Chuck Akre, (left), managing member and CEO of Akre Capital Management, credits the success of his 15-year-old FBR Focus, which he left to start his own fund (and that he ran in the same manner he now manages the Akre Focus Fund), and his 23-year track record in managing separate accounts for individual investors to the strict discipline he has always exercised in the investment process. That process, he firmly states, has never changed and will never change.
“We refer to the process internally, and we are known by it externally, as the ‘three legged stool,’” Akre says.
It’s an approach that requires identifying high-return businesses run by managers with equal parts of skill and integrity—businesses that have also generated enough excess cash to be fully reinvested and that can be bought at a good price.
“As long as it’s a great business that’s well-priced, with good people and opportunities to reinvest excess cash, we are keen to own it for a long time,” Akre says.
The past decade, in particular the three years following the 2008 market meltdown, has thrown up a number of lucrative opportunities for Akre that are not only the kinds of businesses he’s always invested in, but that “would, in the future, help us connect the dots in a better way to preserve our capital in adversity.”
The Akre Funds, for example, have an important exposure to off-price retailers—companies that, Akre says, not only post top records in robust economic times, but also work well in an environment “where the consumer needs to work hard to make sure he stretches every dollar.”
Akre also focuses on identifying businesses that have good pricing power and the ability to raise prices over time for their services regardless of the economic environment.
“We continue to own positions in American Tower, and we have recently added holdings in MasterCard,” he says. “These are both businesses that have built-in price escalators, and that’s what we want, particularly in a period of inflation.”
Inflation is definitely rearing its ugly head, and there is nothing investment managers can do except find a way around it.
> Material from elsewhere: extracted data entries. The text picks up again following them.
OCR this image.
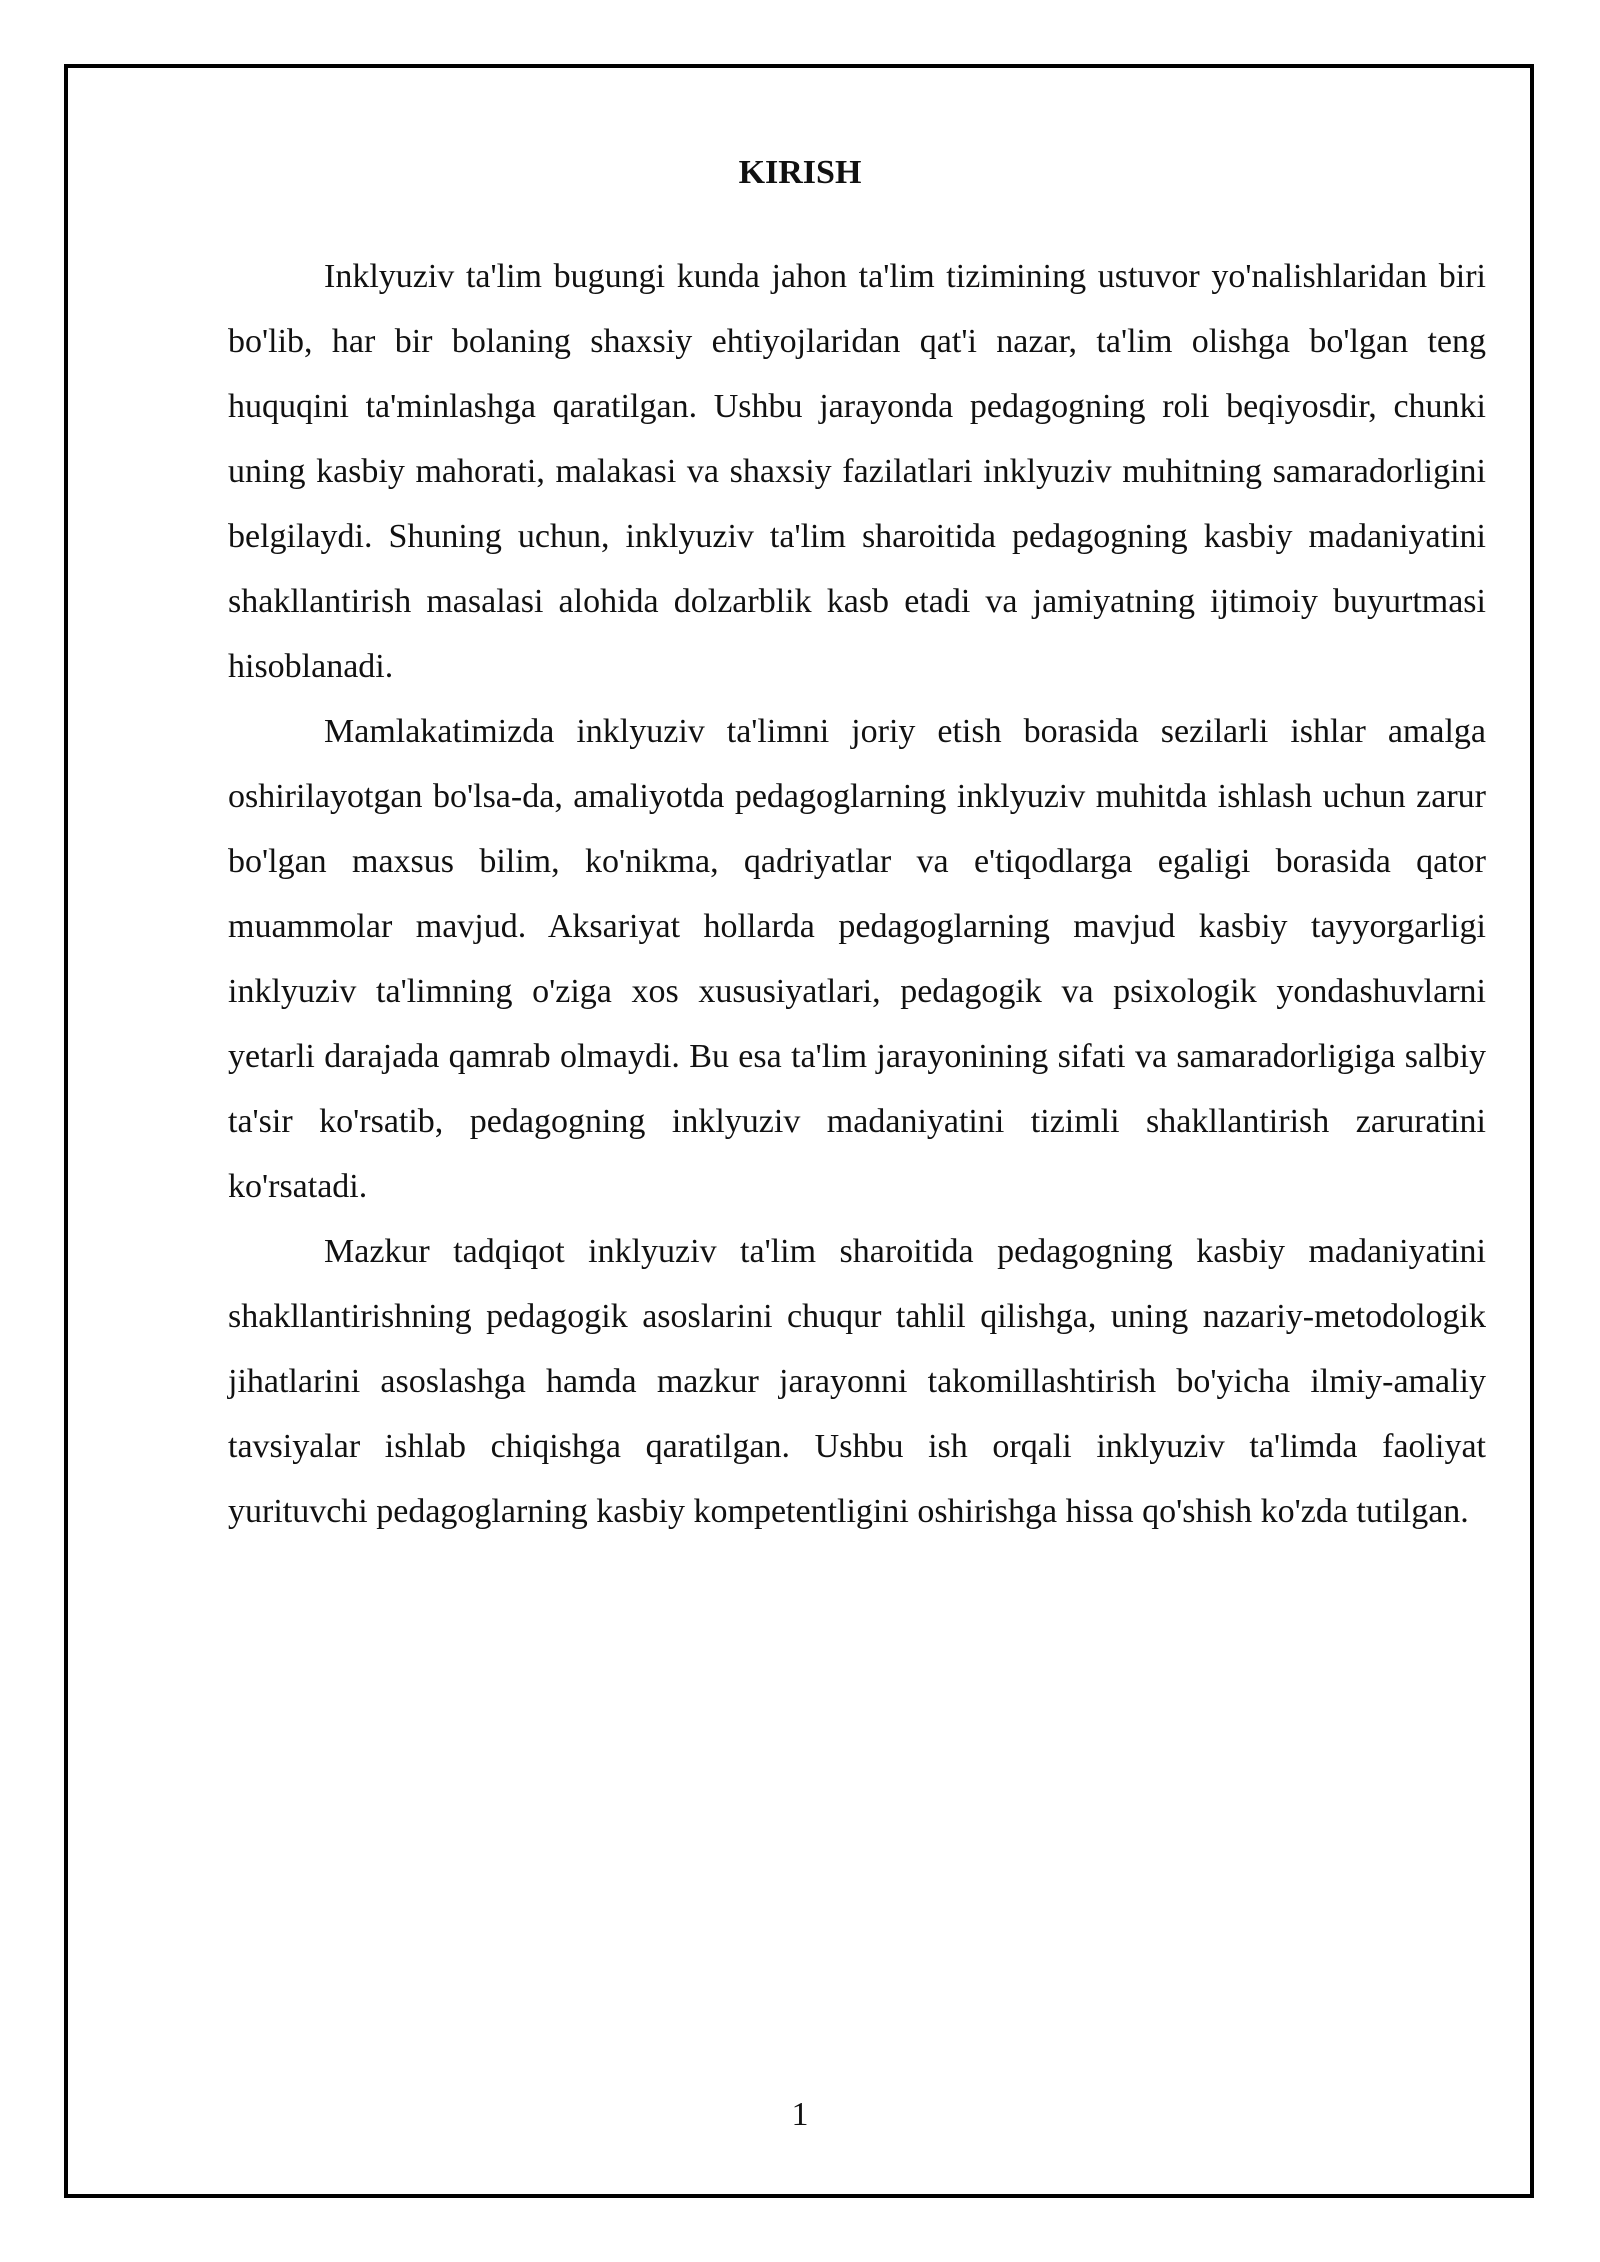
KIRISH

Inklyuziv ta'lim bugungi kunda jahon ta'lim tizimining ustuvor yo'nalishlaridan biri bo'lib, har bir bolaning shaxsiy ehtiyojlaridan qat'i nazar, ta'lim olishga bo'lgan teng huquqini ta'minlashga qaratilgan. Ushbu jarayonda pedagogning roli beqiyosdir, chunki uning kasbiy mahorati, malakasi va shaxsiy fazilatlari inklyuziv muhitning samaradorligini belgilaydi. Shuning uchun, inklyuziv ta'lim sharoitida pedagogning kasbiy madaniyatini shakllantirish masalasi alohida dolzarblik kasb etadi va jamiyatning ijtimoiy buyurtmasi hisoblanadi.

Mamlakatimizda inklyuziv ta'limni joriy etish borasida sezilarli ishlar amalga oshirilayotgan bo'lsa-da, amaliyotda pedagoglarning inklyuziv muhitda ishlash uchun zarur bo'lgan maxsus bilim, ko'nikma, qadriyatlar va e'tiqodlarga egaligi borasida qator muammolar mavjud. Aksariyat hollarda pedagoglarning mavjud kasbiy tayyorgarligi inklyuziv ta'limning o'ziga xos xususiyatlari, pedagogik va psixologik yondashuvlarni yetarli darajada qamrab olmaydi. Bu esa ta'lim jarayonining sifati va samaradorligiga salbiy ta'sir ko'rsatib, pedagogning inklyuziv madaniyatini tizimli shakllantirish zaruratini ko'rsatadi.

Mazkur tadqiqot inklyuziv ta'lim sharoitida pedagogning kasbiy madaniyatini shakllantirishning pedagogik asoslarini chuqur tahlil qilishga, uning nazariy-metodologik jihatlarini asoslashga hamda mazkur jarayonni takomillashtirish bo'yicha ilmiy-amaliy tavsiyalar ishlab chiqishga qaratilgan. Ushbu ish orqali inklyuziv ta'limda faoliyat yurituvchi pedagoglarning kasbiy kompetentligini oshirishga hissa qo'shish ko'zda tutilgan.

1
Right now, there’s no map for recovery in either the United States or Western Europe, which means that the markets will be rife with volatility, and investors will be grasping at any snippet of news, positive or negative, that comes their way.
While volatility will be treacherous for those who view the markets as just a short-term way of making a quick buck, it will also throw up great opportunities for long-term investors who, Akre says, have the right temperament to stay the course and not get discouraged.
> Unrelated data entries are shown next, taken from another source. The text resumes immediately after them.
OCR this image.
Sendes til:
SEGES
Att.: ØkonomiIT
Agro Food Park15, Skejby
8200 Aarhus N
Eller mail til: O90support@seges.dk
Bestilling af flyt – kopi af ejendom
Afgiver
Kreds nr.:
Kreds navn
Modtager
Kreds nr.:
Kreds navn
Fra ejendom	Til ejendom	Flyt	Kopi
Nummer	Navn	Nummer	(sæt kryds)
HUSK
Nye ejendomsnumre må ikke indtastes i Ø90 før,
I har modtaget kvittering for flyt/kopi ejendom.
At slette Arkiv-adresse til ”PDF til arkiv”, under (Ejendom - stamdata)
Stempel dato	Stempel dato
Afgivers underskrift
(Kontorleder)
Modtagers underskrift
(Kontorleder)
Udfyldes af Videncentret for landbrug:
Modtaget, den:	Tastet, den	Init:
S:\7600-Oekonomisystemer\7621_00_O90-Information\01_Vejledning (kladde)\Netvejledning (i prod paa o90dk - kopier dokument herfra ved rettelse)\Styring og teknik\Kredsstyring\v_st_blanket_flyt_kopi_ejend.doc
“Investment managers have their work cut out for them, but there are a lot of businesses out there with terrific potential,” he says.
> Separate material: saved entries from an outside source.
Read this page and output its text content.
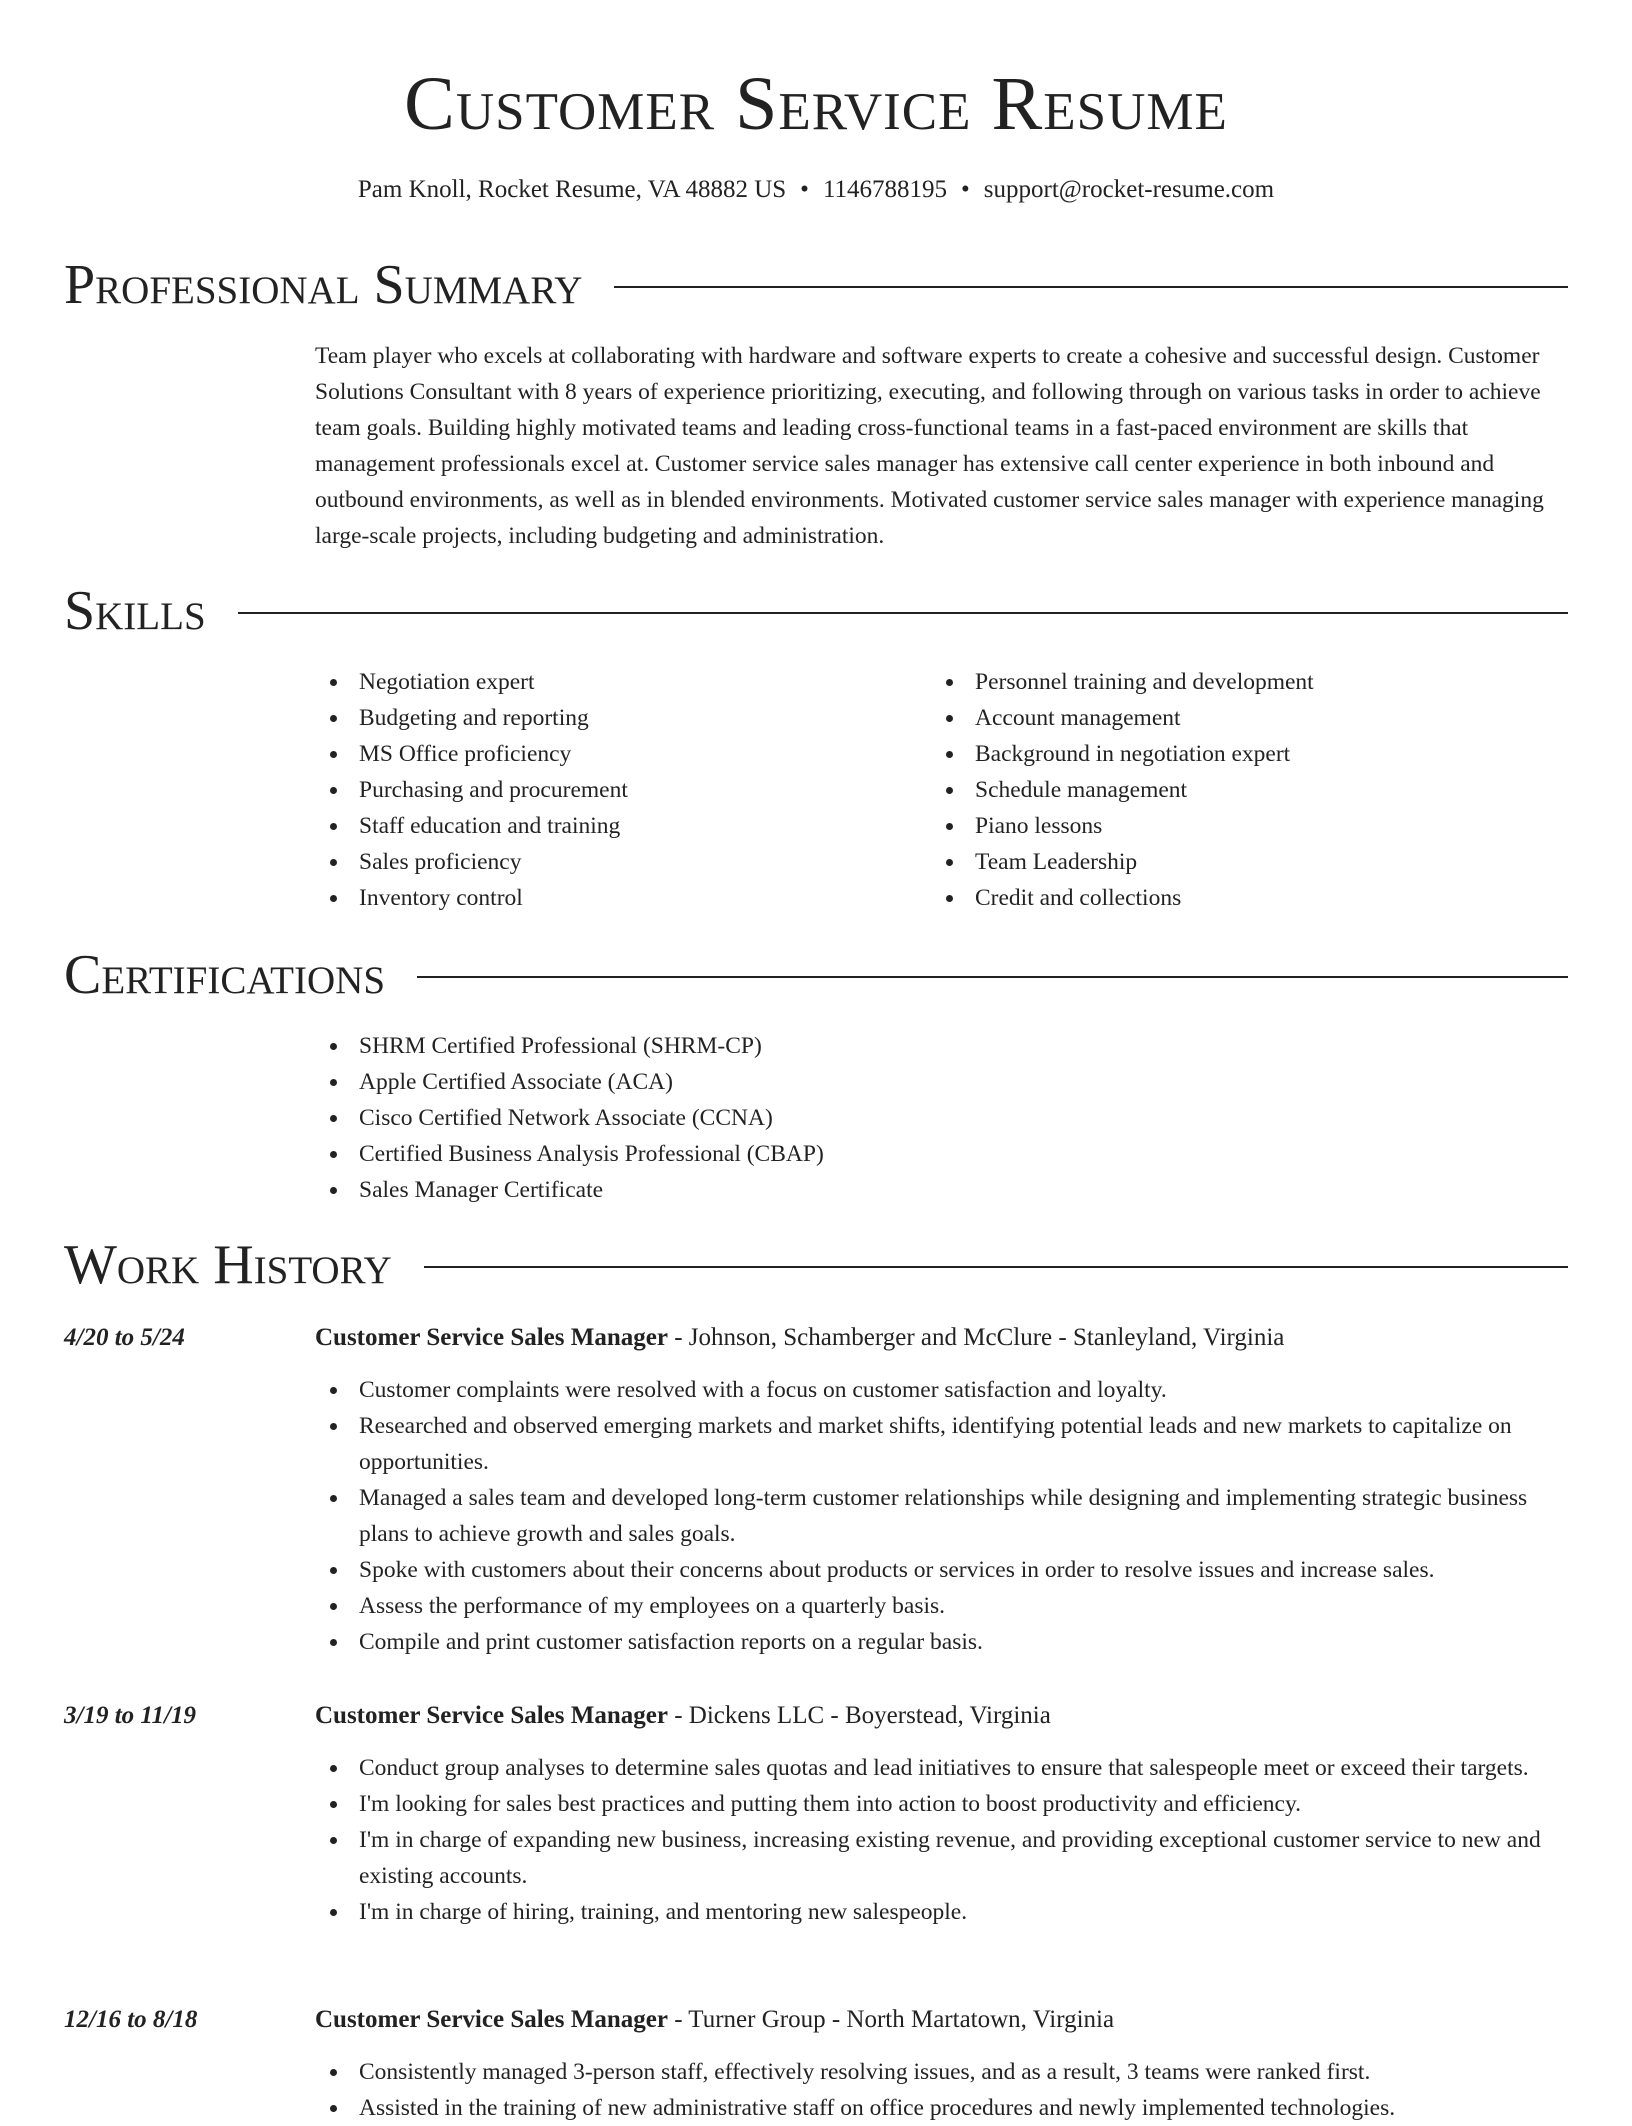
Customer Service Resume
Pam Knoll, Rocket Resume, VA 48882 US • 1146788195 • support@rocket-resume.com
Professional Summary

Team player who excels at collaborating with hardware and software experts to create a cohesive and successful design. Customer Solutions Consultant with 8 years of experience prioritizing, executing, and following through on various tasks in order to achieve team goals. Building highly motivated teams and leading cross-functional teams in a fast-paced environment are skills that management professionals excel at. Customer service sales manager has extensive call center experience in both inbound and outbound environments, as well as in blended environments. Motivated customer service sales manager with experience managing large-scale projects, including budgeting and administration.

Skills
Negotiation expert
Budgeting and reporting
MS Office proficiency
Purchasing and procurement
Staff education and training
Sales proficiency
Inventory control
Personnel training and development
Account management
Background in negotiation expert
Schedule management
Piano lessons
Team Leadership
Credit and collections
Certifications
SHRM Certified Professional (SHRM-CP)
Apple Certified Associate (ACA)
Cisco Certified Network Associate (CCNA)
Certified Business Analysis Professional (CBAP)
Sales Manager Certificate
Work History
4/20 to 5/24	Customer Service Sales Manager - Johnson, Schamberger and McClure - Stanleyland, Virginia
Customer complaints were resolved with a focus on customer satisfaction and loyalty.
Researched and observed emerging markets and market shifts, identifying potential leads and new markets to capitalize on opportunities.
Managed a sales team and developed long-term customer relationships while designing and implementing strategic business plans to achieve growth and sales goals.
Spoke with customers about their concerns about products or services in order to resolve issues and increase sales.
Assess the performance of my employees on a quarterly basis.
Compile and print customer satisfaction reports on a regular basis.
3/19 to 11/19	Customer Service Sales Manager - Dickens LLC - Boyerstead, Virginia
Conduct group analyses to determine sales quotas and lead initiatives to ensure that salespeople meet or exceed their targets.
I'm looking for sales best practices and putting them into action to boost productivity and efficiency.
I'm in charge of expanding new business, increasing existing revenue, and providing exceptional customer service to new and existing accounts.
I'm in charge of hiring, training, and mentoring new salespeople.
12/16 to 8/18	Customer Service Sales Manager - Turner Group - North Martatown, Virginia
Consistently managed 3-person staff, effectively resolving issues, and as a result, 3 teams were ranked first.
Assisted in the training of new administrative staff on office procedures and newly implemented technologies.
For Akre, getting hold of this potential means sticking with the three-legged stool approach and choosing to invest in businesses that can grow in the future, even if there is a change in the overall macro picture, the most likely being a rise in interest rates.
“Since they are at zero in the short term, one would think the next move would be up,” he says.
Businesses like TD Ameritrade, for instance, are currently undervalued, but their business model is such that rising interest rates would have a positive effect on their revenue streams.
Akre’s firm manages the Akre Focus Fund (AKREX), a $400 million public mutual fund, a couple of hedge funds and several separately managed accounts for individual investors.
Hank Herrmann, (left), chairman and CEO of Waddell & Reed, which manages approximately $90 billion in assets and launched some of the first mutual funds in the industry in 1940, has been in the investment business since 1963.
[The print edition of the January 2012 issue of Investment Advisor mistakenly listed Waddell & Reed's assets as $5 billion.]
He has been through many stressful and disappointing times, but the past decade, Herrmann says, was probably as bad as it gets. Yet he believes also that “we are finally approaching a time in which we are going to be forced to change our behavior, and that will set us on a more fiscally responsible course,” though he adds that “there will be a lot of pain for the economy and for the market.”
Herrmann believes that one of the greatest lessons investors and investment managers alike can take home from the past 10 years is that price-to-earnings ratios do matter. As a traditional, long-only, “buy ‘em and hold ‘em” investor, this has always been a top priority for Waddell & Reed, Herrmann says, but so many others forgot its importance, and this is what went against them.